Полагаю, в «Кате Китайской» риторика искренности заимствуется не у Пастернака, а у его антагониста – Набокова, и прежде всего, из «Других берегов». Отсюда, и поразительная, совсем не свойственная Пригову в других текстах изобразительность: черепашьи глаза, выпирающие «из-под тонких и шершавых на вид, как наждачная бумага, век», «голые шелестящие змеи», «кровь, смешанная со снегом, – слизь цвета черничного киселя» и т. п. Отсюда и постоянный райский мотив в изображении родительского дома и Китая в целом (несмотря на обилие всякого рода духов и страхов). Отсюда, и внимание к истории и образу отца при практически полном «забвении» матери.
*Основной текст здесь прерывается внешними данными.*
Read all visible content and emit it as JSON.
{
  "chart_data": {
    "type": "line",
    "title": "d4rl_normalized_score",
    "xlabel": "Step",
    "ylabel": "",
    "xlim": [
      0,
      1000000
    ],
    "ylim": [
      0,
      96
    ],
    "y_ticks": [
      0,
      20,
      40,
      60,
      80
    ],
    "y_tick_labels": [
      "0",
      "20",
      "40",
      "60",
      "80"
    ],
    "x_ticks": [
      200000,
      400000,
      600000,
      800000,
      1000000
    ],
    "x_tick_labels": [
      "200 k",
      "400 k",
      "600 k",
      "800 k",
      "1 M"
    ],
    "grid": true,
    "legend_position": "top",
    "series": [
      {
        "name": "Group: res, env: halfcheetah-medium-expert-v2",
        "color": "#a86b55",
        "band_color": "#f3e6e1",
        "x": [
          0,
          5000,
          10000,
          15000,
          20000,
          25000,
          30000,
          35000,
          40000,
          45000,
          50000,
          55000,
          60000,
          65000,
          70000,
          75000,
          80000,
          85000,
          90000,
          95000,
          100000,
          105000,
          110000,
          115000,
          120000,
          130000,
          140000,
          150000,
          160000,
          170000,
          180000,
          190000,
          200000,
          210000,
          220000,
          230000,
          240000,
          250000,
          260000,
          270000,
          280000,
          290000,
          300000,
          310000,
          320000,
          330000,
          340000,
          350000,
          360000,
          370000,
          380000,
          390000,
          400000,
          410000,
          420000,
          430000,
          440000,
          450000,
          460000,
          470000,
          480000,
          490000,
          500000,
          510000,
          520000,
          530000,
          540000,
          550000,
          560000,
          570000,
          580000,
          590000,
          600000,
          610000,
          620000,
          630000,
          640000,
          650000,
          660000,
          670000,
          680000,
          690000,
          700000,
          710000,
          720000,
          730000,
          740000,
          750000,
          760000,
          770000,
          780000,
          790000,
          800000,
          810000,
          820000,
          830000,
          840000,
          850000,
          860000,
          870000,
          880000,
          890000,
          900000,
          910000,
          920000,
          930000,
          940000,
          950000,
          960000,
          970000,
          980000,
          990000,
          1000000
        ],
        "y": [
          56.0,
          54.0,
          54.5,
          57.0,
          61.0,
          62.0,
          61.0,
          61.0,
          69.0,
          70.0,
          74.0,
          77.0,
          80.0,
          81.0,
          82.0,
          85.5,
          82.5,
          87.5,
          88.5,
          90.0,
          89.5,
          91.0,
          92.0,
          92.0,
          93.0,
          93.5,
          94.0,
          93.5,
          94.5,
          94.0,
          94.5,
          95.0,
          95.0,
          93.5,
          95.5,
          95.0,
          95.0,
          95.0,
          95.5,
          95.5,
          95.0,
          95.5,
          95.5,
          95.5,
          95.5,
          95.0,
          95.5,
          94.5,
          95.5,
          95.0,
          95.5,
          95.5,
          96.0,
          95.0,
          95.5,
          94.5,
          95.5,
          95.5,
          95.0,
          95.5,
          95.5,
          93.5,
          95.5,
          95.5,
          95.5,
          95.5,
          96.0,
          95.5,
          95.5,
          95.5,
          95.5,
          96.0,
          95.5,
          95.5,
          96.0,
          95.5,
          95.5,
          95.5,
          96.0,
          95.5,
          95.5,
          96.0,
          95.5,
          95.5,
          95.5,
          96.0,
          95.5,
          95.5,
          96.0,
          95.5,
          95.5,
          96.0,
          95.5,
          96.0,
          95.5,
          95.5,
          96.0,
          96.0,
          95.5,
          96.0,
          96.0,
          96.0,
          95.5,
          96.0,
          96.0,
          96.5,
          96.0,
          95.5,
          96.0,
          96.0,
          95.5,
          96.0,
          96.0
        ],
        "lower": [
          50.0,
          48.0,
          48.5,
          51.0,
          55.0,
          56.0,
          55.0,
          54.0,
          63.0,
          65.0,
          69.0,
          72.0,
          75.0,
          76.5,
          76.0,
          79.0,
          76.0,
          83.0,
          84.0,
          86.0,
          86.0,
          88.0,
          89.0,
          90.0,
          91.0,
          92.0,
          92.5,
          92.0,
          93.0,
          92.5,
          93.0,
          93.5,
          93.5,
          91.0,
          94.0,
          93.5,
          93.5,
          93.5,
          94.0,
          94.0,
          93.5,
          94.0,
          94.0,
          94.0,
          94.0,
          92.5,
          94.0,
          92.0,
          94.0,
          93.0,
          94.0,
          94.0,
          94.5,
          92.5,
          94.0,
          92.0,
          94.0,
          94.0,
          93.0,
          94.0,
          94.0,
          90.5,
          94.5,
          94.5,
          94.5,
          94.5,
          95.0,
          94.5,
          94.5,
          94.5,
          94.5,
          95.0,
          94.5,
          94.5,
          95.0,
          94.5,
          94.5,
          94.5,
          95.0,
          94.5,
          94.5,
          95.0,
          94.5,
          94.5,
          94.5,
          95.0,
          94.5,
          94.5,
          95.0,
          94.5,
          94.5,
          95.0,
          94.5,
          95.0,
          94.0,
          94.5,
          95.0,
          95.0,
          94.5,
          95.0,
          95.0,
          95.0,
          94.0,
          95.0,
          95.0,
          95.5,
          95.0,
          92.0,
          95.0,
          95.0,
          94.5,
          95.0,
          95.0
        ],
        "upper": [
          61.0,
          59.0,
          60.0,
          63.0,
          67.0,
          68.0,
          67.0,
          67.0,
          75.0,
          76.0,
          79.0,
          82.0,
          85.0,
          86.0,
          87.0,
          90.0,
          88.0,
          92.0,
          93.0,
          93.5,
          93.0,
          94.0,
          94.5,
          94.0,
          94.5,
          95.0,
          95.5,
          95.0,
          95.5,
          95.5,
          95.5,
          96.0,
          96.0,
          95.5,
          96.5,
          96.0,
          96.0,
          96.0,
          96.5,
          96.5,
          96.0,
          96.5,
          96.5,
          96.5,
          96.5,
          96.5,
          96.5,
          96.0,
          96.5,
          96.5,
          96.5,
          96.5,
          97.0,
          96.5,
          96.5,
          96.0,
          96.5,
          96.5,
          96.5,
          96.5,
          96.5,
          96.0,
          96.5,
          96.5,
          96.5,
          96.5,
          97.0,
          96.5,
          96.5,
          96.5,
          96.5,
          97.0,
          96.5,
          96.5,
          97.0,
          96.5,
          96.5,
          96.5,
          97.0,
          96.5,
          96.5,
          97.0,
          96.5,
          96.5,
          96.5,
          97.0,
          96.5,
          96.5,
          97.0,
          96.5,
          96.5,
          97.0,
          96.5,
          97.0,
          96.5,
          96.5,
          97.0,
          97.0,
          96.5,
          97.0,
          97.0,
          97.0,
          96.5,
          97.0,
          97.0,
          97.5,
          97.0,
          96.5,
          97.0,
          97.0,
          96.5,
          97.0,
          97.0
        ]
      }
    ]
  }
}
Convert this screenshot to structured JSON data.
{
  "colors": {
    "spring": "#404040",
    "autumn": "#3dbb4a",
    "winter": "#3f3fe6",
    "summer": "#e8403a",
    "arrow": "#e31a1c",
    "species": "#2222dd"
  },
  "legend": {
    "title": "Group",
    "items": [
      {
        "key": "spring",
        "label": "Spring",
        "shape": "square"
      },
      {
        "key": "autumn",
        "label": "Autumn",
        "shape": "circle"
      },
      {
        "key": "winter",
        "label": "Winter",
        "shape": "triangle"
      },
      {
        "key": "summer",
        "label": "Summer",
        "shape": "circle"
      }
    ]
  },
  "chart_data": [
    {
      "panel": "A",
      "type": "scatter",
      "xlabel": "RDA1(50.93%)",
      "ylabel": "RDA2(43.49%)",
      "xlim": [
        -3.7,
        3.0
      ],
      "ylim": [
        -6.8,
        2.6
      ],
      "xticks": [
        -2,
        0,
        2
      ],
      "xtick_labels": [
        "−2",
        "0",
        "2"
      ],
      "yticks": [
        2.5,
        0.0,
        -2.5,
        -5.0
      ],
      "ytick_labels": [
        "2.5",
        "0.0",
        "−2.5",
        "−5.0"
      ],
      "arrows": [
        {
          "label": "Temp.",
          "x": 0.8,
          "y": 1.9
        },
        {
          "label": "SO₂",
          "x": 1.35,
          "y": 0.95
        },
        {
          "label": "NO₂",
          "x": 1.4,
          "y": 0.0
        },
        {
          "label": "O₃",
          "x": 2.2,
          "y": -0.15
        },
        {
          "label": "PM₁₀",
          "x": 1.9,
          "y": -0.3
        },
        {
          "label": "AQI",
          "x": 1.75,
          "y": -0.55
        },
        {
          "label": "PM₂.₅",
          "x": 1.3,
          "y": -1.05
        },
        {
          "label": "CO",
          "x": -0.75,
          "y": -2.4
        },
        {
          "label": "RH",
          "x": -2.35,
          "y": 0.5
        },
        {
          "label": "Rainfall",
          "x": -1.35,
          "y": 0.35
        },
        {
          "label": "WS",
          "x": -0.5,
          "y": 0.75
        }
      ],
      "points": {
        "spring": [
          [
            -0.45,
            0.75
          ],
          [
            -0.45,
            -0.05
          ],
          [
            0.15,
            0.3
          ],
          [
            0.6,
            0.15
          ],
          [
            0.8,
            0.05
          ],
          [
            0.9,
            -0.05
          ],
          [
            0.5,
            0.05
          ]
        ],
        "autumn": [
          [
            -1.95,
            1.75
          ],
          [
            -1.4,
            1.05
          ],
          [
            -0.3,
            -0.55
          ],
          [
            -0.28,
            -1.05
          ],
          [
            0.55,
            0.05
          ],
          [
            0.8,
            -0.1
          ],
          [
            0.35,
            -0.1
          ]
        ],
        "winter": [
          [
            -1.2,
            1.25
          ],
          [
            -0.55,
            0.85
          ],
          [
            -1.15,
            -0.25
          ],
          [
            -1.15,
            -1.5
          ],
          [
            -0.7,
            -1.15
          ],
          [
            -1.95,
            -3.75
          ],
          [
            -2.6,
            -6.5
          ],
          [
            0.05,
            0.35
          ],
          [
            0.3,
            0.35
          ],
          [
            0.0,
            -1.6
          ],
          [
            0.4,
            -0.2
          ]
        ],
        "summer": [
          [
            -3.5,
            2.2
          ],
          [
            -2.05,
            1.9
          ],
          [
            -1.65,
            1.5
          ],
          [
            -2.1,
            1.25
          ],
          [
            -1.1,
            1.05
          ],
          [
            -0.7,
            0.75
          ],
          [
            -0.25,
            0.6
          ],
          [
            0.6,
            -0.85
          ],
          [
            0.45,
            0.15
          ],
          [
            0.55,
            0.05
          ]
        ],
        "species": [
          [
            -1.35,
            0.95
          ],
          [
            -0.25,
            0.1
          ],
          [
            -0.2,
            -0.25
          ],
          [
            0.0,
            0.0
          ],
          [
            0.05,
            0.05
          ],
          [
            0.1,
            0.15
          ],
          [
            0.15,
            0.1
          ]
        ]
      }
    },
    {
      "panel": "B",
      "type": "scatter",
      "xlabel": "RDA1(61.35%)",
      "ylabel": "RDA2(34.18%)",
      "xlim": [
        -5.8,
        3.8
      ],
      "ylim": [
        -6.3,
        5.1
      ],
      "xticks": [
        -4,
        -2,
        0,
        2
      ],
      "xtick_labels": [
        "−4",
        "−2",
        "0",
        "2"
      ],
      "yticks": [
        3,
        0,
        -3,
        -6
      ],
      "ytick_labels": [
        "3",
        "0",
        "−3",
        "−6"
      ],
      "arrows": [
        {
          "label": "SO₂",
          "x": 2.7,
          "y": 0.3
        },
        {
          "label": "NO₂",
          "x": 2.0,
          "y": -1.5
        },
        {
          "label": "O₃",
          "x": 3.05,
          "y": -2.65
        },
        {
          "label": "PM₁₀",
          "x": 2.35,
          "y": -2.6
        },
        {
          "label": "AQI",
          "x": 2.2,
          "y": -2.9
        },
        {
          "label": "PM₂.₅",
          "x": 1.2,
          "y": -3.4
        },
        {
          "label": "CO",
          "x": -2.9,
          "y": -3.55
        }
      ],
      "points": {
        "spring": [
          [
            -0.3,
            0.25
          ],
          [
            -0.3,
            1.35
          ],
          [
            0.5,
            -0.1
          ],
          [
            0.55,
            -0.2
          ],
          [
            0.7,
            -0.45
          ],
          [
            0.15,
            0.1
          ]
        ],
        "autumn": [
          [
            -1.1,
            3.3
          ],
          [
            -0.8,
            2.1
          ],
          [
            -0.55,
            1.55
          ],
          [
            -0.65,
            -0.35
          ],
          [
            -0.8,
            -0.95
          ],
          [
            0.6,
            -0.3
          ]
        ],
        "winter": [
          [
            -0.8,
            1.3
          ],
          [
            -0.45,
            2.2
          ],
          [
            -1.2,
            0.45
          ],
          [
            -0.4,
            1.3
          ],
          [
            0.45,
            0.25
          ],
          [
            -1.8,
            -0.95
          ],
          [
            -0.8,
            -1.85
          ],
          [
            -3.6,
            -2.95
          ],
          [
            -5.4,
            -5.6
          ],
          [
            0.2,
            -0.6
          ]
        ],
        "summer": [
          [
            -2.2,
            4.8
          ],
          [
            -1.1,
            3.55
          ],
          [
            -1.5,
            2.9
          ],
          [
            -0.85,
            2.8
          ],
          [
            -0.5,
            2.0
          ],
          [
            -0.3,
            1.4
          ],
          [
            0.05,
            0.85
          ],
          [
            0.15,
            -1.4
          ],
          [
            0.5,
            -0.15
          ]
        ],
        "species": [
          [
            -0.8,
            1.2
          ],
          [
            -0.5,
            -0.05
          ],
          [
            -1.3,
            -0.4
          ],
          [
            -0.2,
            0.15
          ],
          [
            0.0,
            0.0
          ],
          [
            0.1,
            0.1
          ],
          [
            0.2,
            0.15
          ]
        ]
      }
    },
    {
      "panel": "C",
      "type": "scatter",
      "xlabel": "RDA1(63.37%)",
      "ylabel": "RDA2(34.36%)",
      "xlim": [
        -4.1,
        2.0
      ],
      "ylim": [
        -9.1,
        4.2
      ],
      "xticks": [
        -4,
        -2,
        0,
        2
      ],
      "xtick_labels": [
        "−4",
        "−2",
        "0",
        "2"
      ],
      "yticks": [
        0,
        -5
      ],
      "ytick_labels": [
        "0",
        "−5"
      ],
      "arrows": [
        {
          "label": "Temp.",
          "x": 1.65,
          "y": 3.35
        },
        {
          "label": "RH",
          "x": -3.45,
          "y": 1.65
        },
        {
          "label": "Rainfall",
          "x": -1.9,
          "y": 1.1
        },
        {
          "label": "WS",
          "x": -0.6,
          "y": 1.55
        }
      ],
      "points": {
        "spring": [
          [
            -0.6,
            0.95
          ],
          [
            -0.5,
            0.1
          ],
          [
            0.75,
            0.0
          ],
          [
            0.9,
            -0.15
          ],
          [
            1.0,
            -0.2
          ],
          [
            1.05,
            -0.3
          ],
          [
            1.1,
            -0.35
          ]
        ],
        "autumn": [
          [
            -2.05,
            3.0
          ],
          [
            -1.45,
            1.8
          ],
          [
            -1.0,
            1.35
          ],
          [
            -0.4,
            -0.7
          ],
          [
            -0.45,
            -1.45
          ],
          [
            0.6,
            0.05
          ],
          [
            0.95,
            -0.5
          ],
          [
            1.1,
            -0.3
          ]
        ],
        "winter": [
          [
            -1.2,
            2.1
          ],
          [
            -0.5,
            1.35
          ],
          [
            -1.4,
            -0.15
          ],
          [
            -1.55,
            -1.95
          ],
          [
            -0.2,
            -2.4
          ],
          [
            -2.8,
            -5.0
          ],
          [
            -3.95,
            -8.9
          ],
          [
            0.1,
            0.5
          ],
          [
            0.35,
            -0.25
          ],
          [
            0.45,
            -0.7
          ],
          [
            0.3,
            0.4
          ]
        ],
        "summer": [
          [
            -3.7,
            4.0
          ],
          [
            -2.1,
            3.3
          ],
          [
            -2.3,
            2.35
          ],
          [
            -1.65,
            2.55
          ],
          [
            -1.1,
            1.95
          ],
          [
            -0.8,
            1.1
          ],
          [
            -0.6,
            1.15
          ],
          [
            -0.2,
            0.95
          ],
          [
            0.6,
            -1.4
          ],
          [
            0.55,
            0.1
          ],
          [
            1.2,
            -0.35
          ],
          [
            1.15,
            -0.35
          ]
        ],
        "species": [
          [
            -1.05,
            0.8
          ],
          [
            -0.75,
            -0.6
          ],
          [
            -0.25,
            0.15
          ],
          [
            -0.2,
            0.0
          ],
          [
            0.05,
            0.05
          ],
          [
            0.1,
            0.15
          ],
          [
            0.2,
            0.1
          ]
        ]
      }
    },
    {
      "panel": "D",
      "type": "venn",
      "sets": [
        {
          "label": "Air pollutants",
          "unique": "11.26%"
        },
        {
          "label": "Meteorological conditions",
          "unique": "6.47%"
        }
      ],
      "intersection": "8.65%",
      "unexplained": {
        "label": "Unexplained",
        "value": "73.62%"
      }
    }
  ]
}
Даже свободное вторжение воспоминаний «я», рифмующихся с Катиными или, наоборот, противоположных детству девочки, соотносится с повествовательным устройством «Других берегов», где «я» то и дело перескакивает с детской точки зрения на взрослую и обратно.
Однако набоковский сюжет предстает у Пригова радикально перевернутым: не родина, а эмиграция, да еще и в такую «чуждую» культуру, как китайская, становится для девочки потерянным раем; возвращение же на родину понимается как изгнание из рая (хоть и добровольное, но явно опрометчивое), если не в ад, то в место, где страхи материализуются: китайские легенды о душах преступников замещаются будничными рассказами старушки-попутчицы о сыночке – убийце и воре, сгинувшем в тюрьме, а страшные фольклорные духи приобретают обличье пьяных советских командированных, возвращающихся из Китая и ломящихся в купе с беззащитными подростками. Более того, если для Набокова память является важнейшей творческой силой, то у Пригова на первый план выходит сила противоположная памяти – сила неведения и/или забвения, поглощающая всё и вся. Не случайно многие главки «Кати…» заканчиваются подобными сентенциями: «И забудем об этом», «Кто знает? Мальчик не знал. Так никогда и не узнал», «Кто это? И снова исчезали во всеобщем мареве», «В общем, все как и всегда, достаточно запутано», «Но что же все-таки там происходило? Какие все это имело последствия? Никто толком объяснить не мог. Все тут же вылетало из памяти».